La lune passe au - dessus des rades orientales, avant que de passer au - dessus des rades occidentales: le flux doit donc arriver plûtôt aux premieres.

Le mouvement général de la mer entre les tropiques de l'est à l'oüest, est plus difficile à expliquer; ce mouvement se prouve par la direction constante des corps qui nagent à la merci des flots. On observe de plus que, toutes choses d'ailleurs égales, la navigation vers l'occident est fort prompte, & le retour difficile, J'ai démontré dans mes recherches sur la cause des vents, qu'en effet cela doit être ainsi; que l'action du soleil & celui de la lune doit mouvoir les eaux de l'Océan sous l'équateur d'orient en occident. Cette même action doit produire dans l'air un effet semblable; & c'est - là, selon moi, une des principales causes des vents alisés. Voyez Alisé. Mais c'est - là un de ces phénomenes dont on ne peut rendre la raison sans avoir recours au calcul. Voyez donc l'ouvrage cité; voyez aussi les articles Vent & Courant.

Si la lune restoit toûjours dans l'équateur, il est évident qu'elle seroit toûjours à 90 degrés du pole, & que par conséquent il n'y auroit au pole ni flux ni reflux: donc dans les endroits voisins des poles, le flux & le reflux seroit fort petit, & même tout - à - fait insensible, sur - tout si on considere que ces endroits opposent beaucoup d'obstacle au mouvement des eaux, tant par les glaces énormes qui y nagent, que par la disposition des terres. Or quoique la lune ne soit pas toûjours dans l'équateur, elle ne s'en éloigne que de 28 degrés: il ne faut donc point s'étonner que près des poles & à la latitude de 65 degrés, le flux & reflux ne soit pas sensible.

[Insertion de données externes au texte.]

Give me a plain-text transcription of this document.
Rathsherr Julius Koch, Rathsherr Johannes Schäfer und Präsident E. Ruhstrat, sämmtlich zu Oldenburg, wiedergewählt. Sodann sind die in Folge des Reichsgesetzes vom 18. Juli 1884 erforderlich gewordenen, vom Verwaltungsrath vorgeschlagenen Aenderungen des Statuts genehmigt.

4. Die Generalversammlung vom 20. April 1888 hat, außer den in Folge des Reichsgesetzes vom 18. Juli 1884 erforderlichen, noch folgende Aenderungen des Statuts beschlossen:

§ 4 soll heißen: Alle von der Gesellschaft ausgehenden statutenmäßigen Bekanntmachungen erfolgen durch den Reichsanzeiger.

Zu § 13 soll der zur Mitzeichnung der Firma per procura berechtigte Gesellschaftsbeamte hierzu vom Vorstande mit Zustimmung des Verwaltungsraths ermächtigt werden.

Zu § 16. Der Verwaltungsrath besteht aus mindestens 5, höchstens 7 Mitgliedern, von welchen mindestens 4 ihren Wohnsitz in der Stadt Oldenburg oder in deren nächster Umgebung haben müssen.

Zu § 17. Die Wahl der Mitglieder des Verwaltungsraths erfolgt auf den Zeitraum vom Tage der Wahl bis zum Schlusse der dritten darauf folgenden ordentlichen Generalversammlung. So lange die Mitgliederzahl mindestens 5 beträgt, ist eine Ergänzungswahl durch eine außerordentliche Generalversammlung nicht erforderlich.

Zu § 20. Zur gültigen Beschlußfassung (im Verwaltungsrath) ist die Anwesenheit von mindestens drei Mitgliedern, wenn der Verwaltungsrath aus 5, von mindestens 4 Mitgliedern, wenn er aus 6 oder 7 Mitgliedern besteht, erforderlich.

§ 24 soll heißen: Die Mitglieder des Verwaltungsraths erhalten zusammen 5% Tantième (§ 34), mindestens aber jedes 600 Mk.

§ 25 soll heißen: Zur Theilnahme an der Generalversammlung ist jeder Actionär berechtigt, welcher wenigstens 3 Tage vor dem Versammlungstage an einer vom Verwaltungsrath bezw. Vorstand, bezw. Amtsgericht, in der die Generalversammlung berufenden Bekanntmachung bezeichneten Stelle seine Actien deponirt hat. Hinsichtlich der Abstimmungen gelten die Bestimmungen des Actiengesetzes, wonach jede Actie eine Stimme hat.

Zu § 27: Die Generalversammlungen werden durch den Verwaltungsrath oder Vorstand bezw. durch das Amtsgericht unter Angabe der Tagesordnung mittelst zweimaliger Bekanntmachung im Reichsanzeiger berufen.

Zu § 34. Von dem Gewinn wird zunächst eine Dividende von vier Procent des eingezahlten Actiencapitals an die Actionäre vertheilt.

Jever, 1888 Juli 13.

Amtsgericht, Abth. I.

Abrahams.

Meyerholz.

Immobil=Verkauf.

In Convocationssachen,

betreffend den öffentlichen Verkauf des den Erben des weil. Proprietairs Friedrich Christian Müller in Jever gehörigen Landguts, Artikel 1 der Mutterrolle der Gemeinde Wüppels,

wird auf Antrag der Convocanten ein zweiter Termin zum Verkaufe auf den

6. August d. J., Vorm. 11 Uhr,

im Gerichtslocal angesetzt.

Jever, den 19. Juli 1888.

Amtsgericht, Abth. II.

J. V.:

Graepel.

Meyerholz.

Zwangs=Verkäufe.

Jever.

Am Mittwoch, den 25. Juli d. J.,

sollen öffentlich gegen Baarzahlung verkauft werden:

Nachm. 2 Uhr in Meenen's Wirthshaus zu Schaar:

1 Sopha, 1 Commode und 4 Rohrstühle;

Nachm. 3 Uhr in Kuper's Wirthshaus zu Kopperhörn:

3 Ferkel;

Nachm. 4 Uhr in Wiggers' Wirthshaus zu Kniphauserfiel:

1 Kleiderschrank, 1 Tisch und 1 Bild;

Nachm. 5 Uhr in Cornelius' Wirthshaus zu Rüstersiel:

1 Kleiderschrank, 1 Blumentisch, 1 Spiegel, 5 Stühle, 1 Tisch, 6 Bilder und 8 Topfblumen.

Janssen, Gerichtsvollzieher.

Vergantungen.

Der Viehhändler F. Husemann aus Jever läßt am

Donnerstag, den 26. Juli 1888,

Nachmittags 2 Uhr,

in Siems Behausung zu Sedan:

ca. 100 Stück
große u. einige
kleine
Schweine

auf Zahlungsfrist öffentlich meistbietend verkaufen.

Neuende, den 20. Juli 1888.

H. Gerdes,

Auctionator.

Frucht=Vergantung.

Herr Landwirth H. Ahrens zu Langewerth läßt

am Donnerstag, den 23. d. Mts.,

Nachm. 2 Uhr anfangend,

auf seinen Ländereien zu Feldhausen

Supposons maintenant que la lune décrive pendant un jour un parallele à l'équateur, on voit 1°. que l'eau sera en repos au pole pendant ce jour, puisque la lune demeurera toûjours à la même distance du pole; 2°. que si le lendemain la lune décrit un autre parallele, l'eau sera encore en repos au pole pendant ce jour - là, mais plus ou moins abaissée que le jour précédent, selon que la lune sera plus près ou plus loin du zénith ou du nadir des habitans du pole; 3°. que si on prend un endroit quelconque entre la lune & le pole, la distance de la lune à cet endroit sera plus différente de 90 degrés en défaut, lorsque la lune passera au méridien au - dessus de cet endroit, que la distance de la lune à ce même endroit ne différera de 90 degrés en excès, lorsque la lune passera un méridien au - dessous de ce même endroit. Voilà pourquoi en général, en allant vers le pole boréal, les marées de dessus sont plus grandes quand la lune est dans l'hémisphere boréal, & celles de dessous plus petites; & en s'avançant même plus loin vers le pole, il ne doit plus y avoir qu'un flux & qu'un reflux dans l'espace de 24 heures; parce que quand la lune est au - dessous du méridien, elle n'est pas à beaucoup près à 180 degrés de l'endroit dont il s'agit, & qu'elle se trouve au contraire à une distance assez peu différente de 90 degrés, pour que les eaux doivent s'abaisser alors au lieu de s'élever. Le calcul démontre évidemment toutes ces vérités, que nous ne pouvons ici qu'énoncer en général.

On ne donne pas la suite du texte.